Work starts on the world’s largest radio telescope

The Square Kilometer Array will revolutionize our understanding of the universe by detecting radio waves with unprecedented sensitivity and image fidelity.
By | Published: November 5, 2013 | Last updated on May 18, 2023
SKA Science — dishes by night
Dishes by night.
SKA Organisation/Swinburne Astronomy Productions
Work starts this week on the next phase of development for what will soon be the world’s largest and most sensitive radio telescope — the Square Kilometer Array (SKA) project. The latest stage of the project will see the United Kingdom taking a major role in contributing to the overall final design of the world’s largest radio telescope. The SKA will revolutionize our understanding of the universe by detecting radio waves with unprecedented sensitivity and image fidelity, helping answer key questions in astronomy, such as the role dark energy and dark matter play in our universe, and possibly even one of mankind’s biggest questions: Are we alone?

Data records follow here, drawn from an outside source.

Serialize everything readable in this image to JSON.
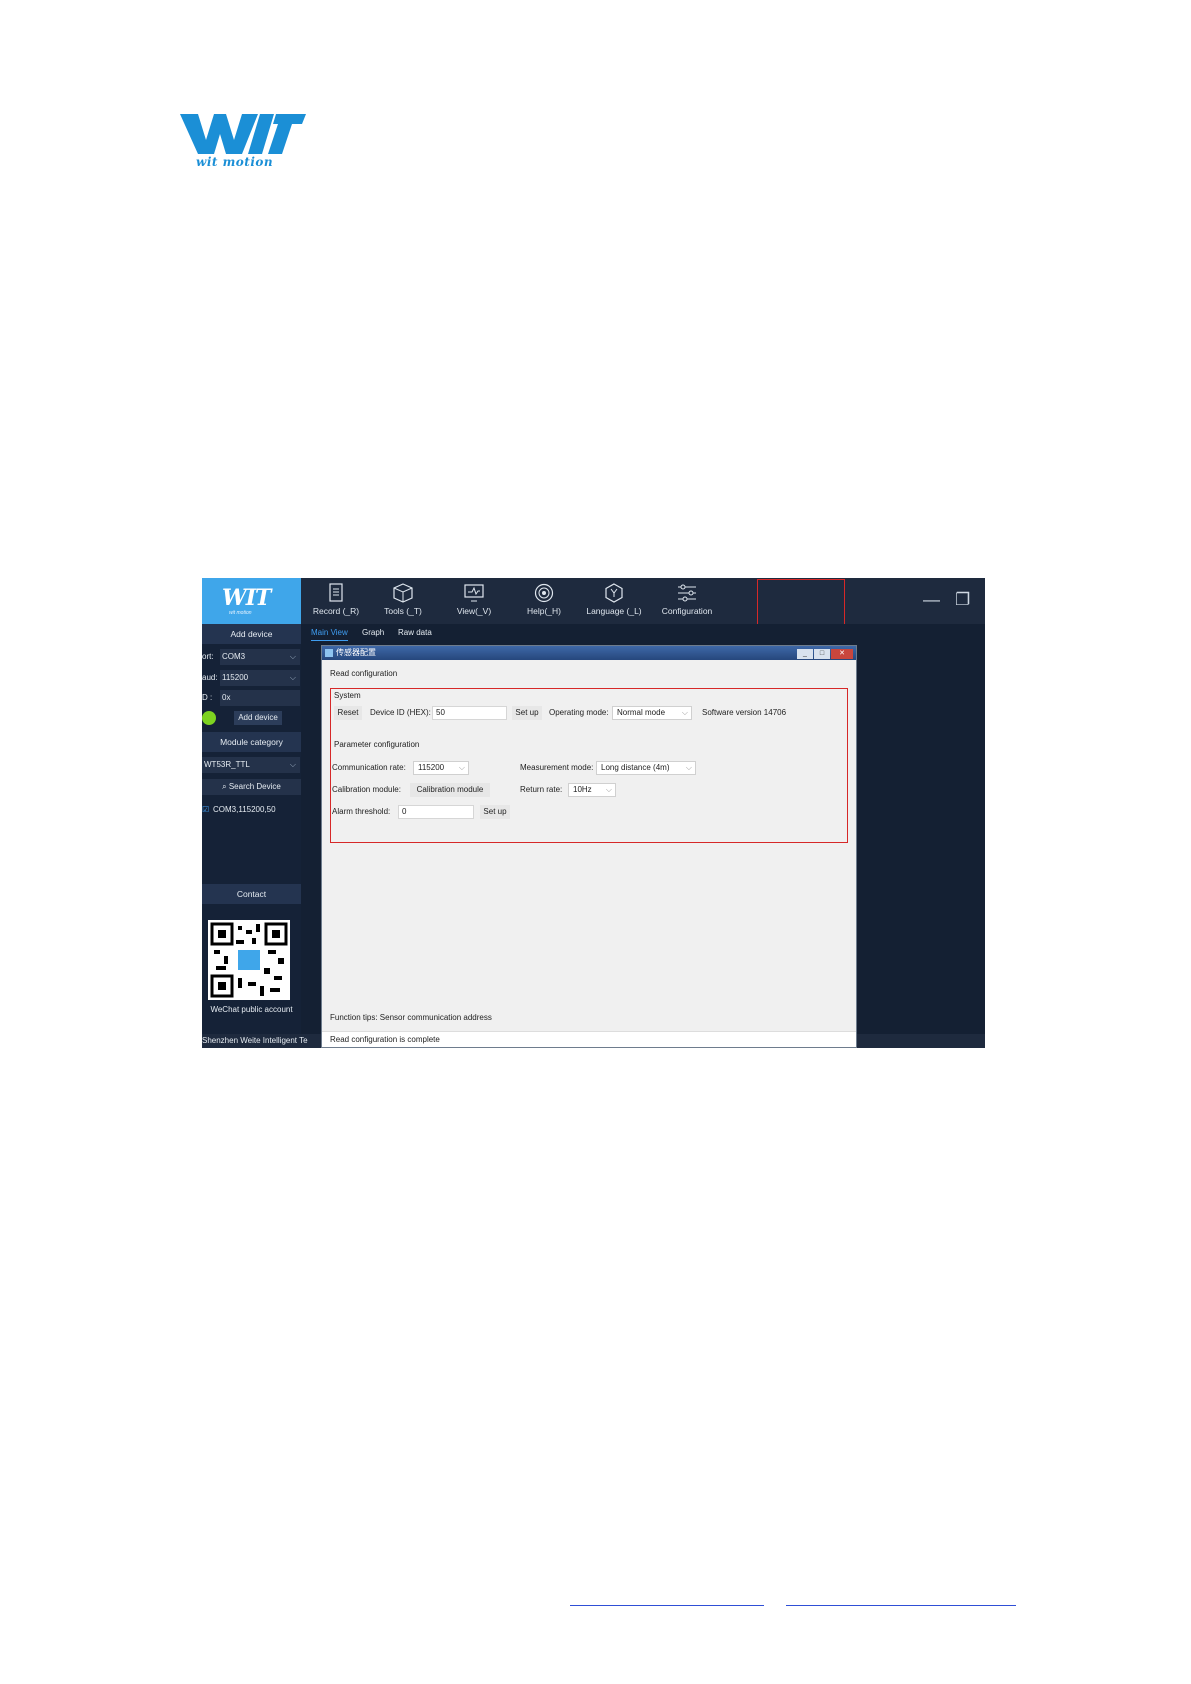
{
  "page": {
    "logo_text": "WIT",
    "logo_subtitle": "wit motion"
  },
  "app": {
    "brand_text": "WIT",
    "brand_subtitle": "wit motion",
    "toolbar": [
      {
        "label": "Record (_R)",
        "icon": "document-icon"
      },
      {
        "label": "Tools (_T)",
        "icon": "box-icon"
      },
      {
        "label": "View(_V)",
        "icon": "monitor-icon"
      },
      {
        "label": "Help(_H)",
        "icon": "target-icon"
      },
      {
        "label": "Language (_L)",
        "icon": "hexagon-icon"
      },
      {
        "label": "Configuration",
        "icon": "sliders-icon"
      }
    ],
    "window_controls": {
      "minimize": "—",
      "restore": "❐",
      "close": "✕"
    },
    "tabs": [
      "Main View",
      "Graph",
      "Raw data"
    ],
    "sidebar": {
      "add_device_header": "Add device",
      "port_label": "ort:",
      "port_value": "COM3",
      "baud_label": "aud:",
      "baud_value": "115200",
      "id_label": "D :",
      "id_value": "0x",
      "add_device_button": "Add device",
      "module_category_header": "Module category",
      "module_value": "WT53R_TTL",
      "search_button": "Search Device",
      "device_entry": "COM3,115200,50",
      "contact_header": "Contact",
      "wechat_label": "WeChat public account"
    },
    "status_bar": "Shenzhen Weite Intelligent Te",
    "dialog": {
      "title": "传感器配置",
      "read_configuration": "Read configuration",
      "system_label": "System",
      "reset_button": "Reset",
      "device_id_label": "Device ID (HEX):",
      "device_id_value": "50",
      "setup_button": "Set up",
      "operating_mode_label": "Operating mode:",
      "operating_mode_value": "Normal mode",
      "software_version": "Software version 14706",
      "parameter_configuration_label": "Parameter configuration",
      "communication_rate_label": "Communication rate:",
      "communication_rate_value": "115200",
      "measurement_mode_label": "Measurement mode:",
      "measurement_mode_value": "Long distance (4m)",
      "calibration_module_label": "Calibration module:",
      "calibration_module_button": "Calibration module",
      "return_rate_label": "Return rate:",
      "return_rate_value": "10Hz",
      "alarm_threshold_label": "Alarm threshold:",
      "alarm_threshold_value": "0",
      "alarm_setup_button": "Set up",
      "function_tips": "Function tips: Sensor communication address",
      "status_message": "Read configuration is complete"
    }
  }
}
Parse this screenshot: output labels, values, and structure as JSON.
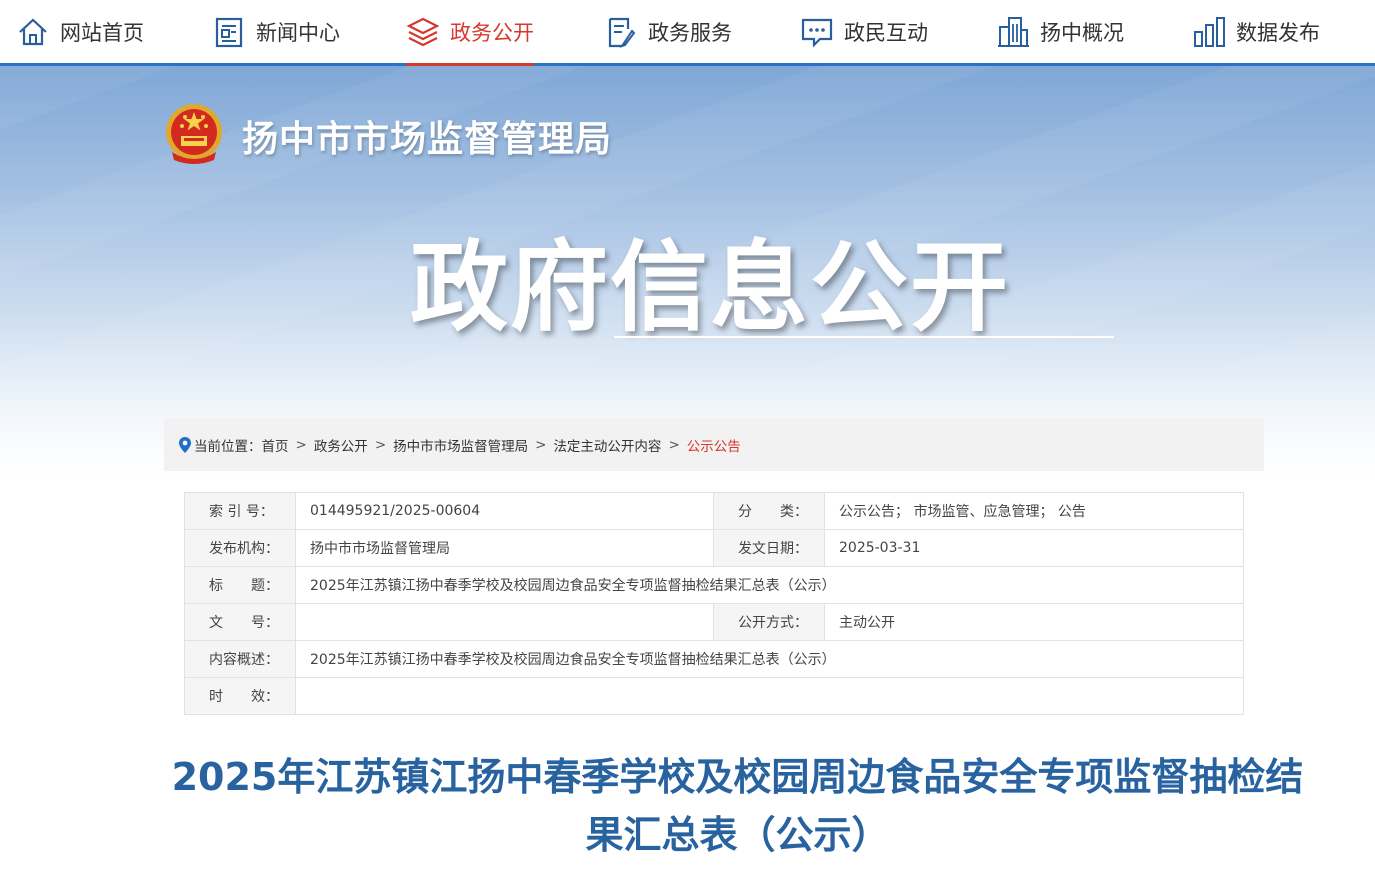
{
  "nav": {
    "items": [
      {
        "label": "网站首页",
        "icon": "home-icon"
      },
      {
        "label": "新闻中心",
        "icon": "news-icon"
      },
      {
        "label": "政务公开",
        "icon": "layers-icon",
        "active": true
      },
      {
        "label": "政务服务",
        "icon": "document-pen-icon"
      },
      {
        "label": "政民互动",
        "icon": "chat-icon"
      },
      {
        "label": "扬中概况",
        "icon": "buildings-icon"
      },
      {
        "label": "数据发布",
        "icon": "bar-chart-icon"
      }
    ],
    "active_color": "#d6382e"
  },
  "banner": {
    "org_name": "扬中市市场监督管理局",
    "title": "政府信息公开"
  },
  "breadcrumb": {
    "prefix": "当前位置：",
    "items": [
      "首页",
      "政务公开",
      "扬中市市场监督管理局",
      "法定主动公开内容",
      "公示公告"
    ],
    "separator": ">"
  },
  "info": {
    "index_label": "索 引 号：",
    "index_value": "014495921/2025-00604",
    "category_label": "分　　类：",
    "category_value": "公示公告； 市场监管、应急管理； 公告",
    "publisher_label": "发布机构：",
    "publisher_value": "扬中市市场监督管理局",
    "date_label": "发文日期：",
    "date_value": "2025-03-31",
    "title_label": "标　　题：",
    "title_value": "2025年江苏镇江扬中春季学校及校园周边食品安全专项监督抽检结果汇总表（公示）",
    "docno_label": "文　　号：",
    "docno_value": "",
    "method_label": "公开方式：",
    "method_value": "主动公开",
    "summary_label": "内容概述：",
    "summary_value": "2025年江苏镇江扬中春季学校及校园周边食品安全专项监督抽检结果汇总表（公示）",
    "validity_label": "时　　效：",
    "validity_value": ""
  },
  "article": {
    "title": "2025年江苏镇江扬中春季学校及校园周边食品安全专项监督抽检结果汇总表（公示）"
  }
}
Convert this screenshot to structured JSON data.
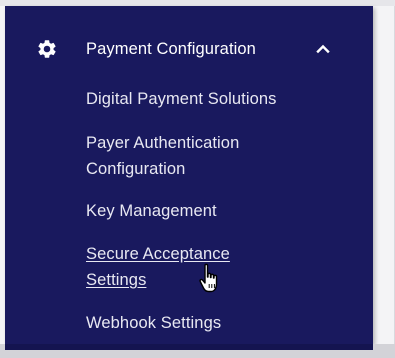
{
  "sidebar": {
    "group": {
      "icon": "gear-icon",
      "title": "Payment Configuration",
      "expanded": true,
      "toggle_icon": "chevron-up-icon"
    },
    "items": [
      {
        "label": "Digital Payment Solutions"
      },
      {
        "label": "Payer Authentication Configuration"
      },
      {
        "label": "Key Management"
      },
      {
        "label": "Secure Acceptance Settings",
        "hovered": true
      },
      {
        "label": "Webhook Settings"
      }
    ]
  },
  "pointer": {
    "icon": "hand-pointer-icon"
  },
  "colors": {
    "panel_background": "#19195e",
    "text": "#ffffff",
    "page_background": "#f4f4f6"
  }
}
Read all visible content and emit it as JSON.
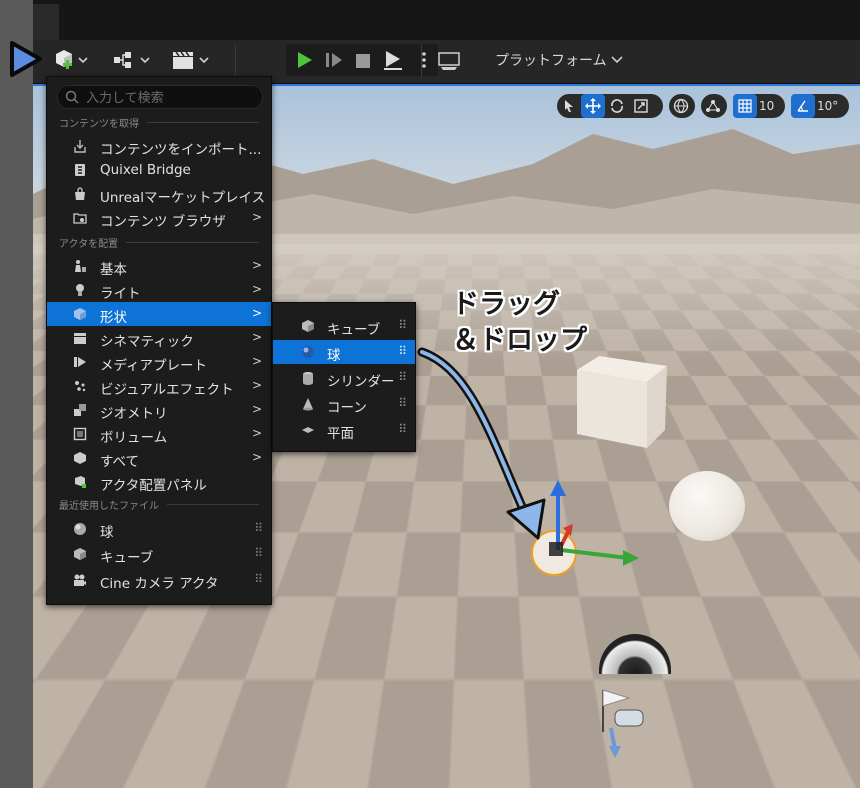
{
  "toolbar": {
    "platform_label": "プラットフォーム"
  },
  "viewport_toolbar": {
    "grid_snap": "10",
    "rotate_snap": "10°"
  },
  "menu": {
    "search_placeholder": "入力して検索",
    "sections": {
      "get_content": "コンテンツを取得",
      "place_actors": "アクタを配置",
      "recent": "最近使用したファイル"
    },
    "get_content_items": [
      {
        "label": "コンテンツをインポート...",
        "icon": "import-icon"
      },
      {
        "label": "Quixel Bridge",
        "icon": "bridge-icon"
      },
      {
        "label": "Unrealマーケットプレイス",
        "icon": "marketplace-icon"
      },
      {
        "label": "コンテンツ ブラウザ",
        "icon": "content-browser-icon"
      }
    ],
    "place_items": [
      {
        "label": "基本",
        "icon": "basic-icon"
      },
      {
        "label": "ライト",
        "icon": "light-icon"
      },
      {
        "label": "形状",
        "icon": "shape-icon",
        "selected": true
      },
      {
        "label": "シネマティック",
        "icon": "cinematic-icon"
      },
      {
        "label": "メディアプレート",
        "icon": "media-icon"
      },
      {
        "label": "ビジュアルエフェクト",
        "icon": "vfx-icon"
      },
      {
        "label": "ジオメトリ",
        "icon": "geometry-icon"
      },
      {
        "label": "ボリューム",
        "icon": "volume-icon"
      },
      {
        "label": "すべて",
        "icon": "all-icon"
      },
      {
        "label": "アクタ配置パネル",
        "icon": "place-panel-icon"
      }
    ],
    "recent_items": [
      {
        "label": "球",
        "icon": "sphere-icon"
      },
      {
        "label": "キューブ",
        "icon": "cube-icon"
      },
      {
        "label": "Cine カメラ アクタ",
        "icon": "camera-icon"
      }
    ]
  },
  "submenu": {
    "items": [
      {
        "label": "キューブ",
        "icon": "cube-icon"
      },
      {
        "label": "球",
        "icon": "sphere-icon",
        "selected": true
      },
      {
        "label": "シリンダー",
        "icon": "cylinder-icon"
      },
      {
        "label": "コーン",
        "icon": "cone-icon"
      },
      {
        "label": "平面",
        "icon": "plane-icon"
      }
    ]
  },
  "annotation": {
    "line1": "ドラッグ",
    "line2": "＆ドロップ"
  },
  "colors": {
    "accent": "#0e73d6",
    "play_green": "#4fc43a",
    "menu_bg": "#1c1c1c"
  }
}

The SKA will be composed of thousands of dishes and millions of linked radio-wave receptors located in Australia and in Southern Africa, and their combined signals will create a telescope with a collecting area equivalent to a dish of about one square kilometer. The SKA is now entering the detailed-design phase in which engineering work and concept selection will take place. During 2013, the SKA organization, which manages the global project from its offices at Jodrell Bank Observatory near Manchester, invited proposals from research organizations and industry partners for the design stage. As with other global research projects of this magnitude, such as the development of the Large Hadron Collider, the SKA has been broken down into various modules called “work packages.” Each of these packages will be managed by a consortium of international experts. The work packages range from developing the new dishes and other antennas for the telescope through the immense computing and software systems to the basic infrastructure needed to operate what will be one of the largest science facilities ever constructed.

The universities of Manchester, Cambridge, and Oxford are leading and taking major roles in a number of these consortia alongside the Science and Technology Facilities Council’s (STFC) laboratories and other United Kingdom academic and industry partners. The consortia the United Kingdom is leading are Signal and Data Transport, responsible for the design of data transport networks, and Science Data Processor, which will focus on what is needed to process the science data into useable science products.

“The SKA will be an extraordinary project,” said Keith Grainge from the University of Manchester. “The amount of data we need to transport from the antennas to the processors is equivalent to the entire world’s internet traffic rate in 2011. In addition, we will need to synchronize the clocks at each antenna to a thousand-billionth (0.000000000001) of a second. With the team of experts we have round the world, we are confident that we can meet these challenges, and we are all looking forward to exploring some fascinating new areas of science with the telescope.”

“We are thrilled to be able to build on the decades of expertise we have in the university to contribute to this project, which is the exemplar ‘big data’ project of this generation,” said Paul Alexander from the University of Cambridge.

“After many years of planning and preparation, it is very exciting that the SKA project is now moving into the detailed-design phase,” said Michael Jones from the University of Oxford. “In a few years, this amazing scientific instrument will no longer be the stuff of dreams but will start to become a reality.”

STFC is providing funding for the United Kingdom’s involvement in the project’s detailed design phase, enabling United Kingdom institutes, laboratories, and industry to participate in the international work collaborations needed to progress SKA to construction readiness. STFC also provides funding to support operation of the SKA project headquarters. Support for activities is also being provided by the Department of Business, Innovation, and Skills.

“Each element of the SKA is critical to the overall success of the project, and we certainly look forward to seeing the fruits of each consortium’s hard work shape up over the coming years,” said John Womersley from STFC. “Now, this multi-disciplinary team of experts has three full years to come up with the best technological solutions for the final design of the telescope so we can start tendering for construction of the first phase in 2017 as planned. The directors of the SKA board feel that the consortia selected represent some of the world’s very finest scientists and engineers.”

Scientists and engineers from the United Kingdom and around the world, together with industry partners, are participating in the SKA project, which is driving technology development in antennas, data transport, software and computing, and power. The influence of the SKA project extends beyond radio astronomy. The designs, construction, and operation of the SKA have the potential to impact skills development, employment, and economic growth in science, engineering, and associated industries not only in the host countries but also in all partner countries.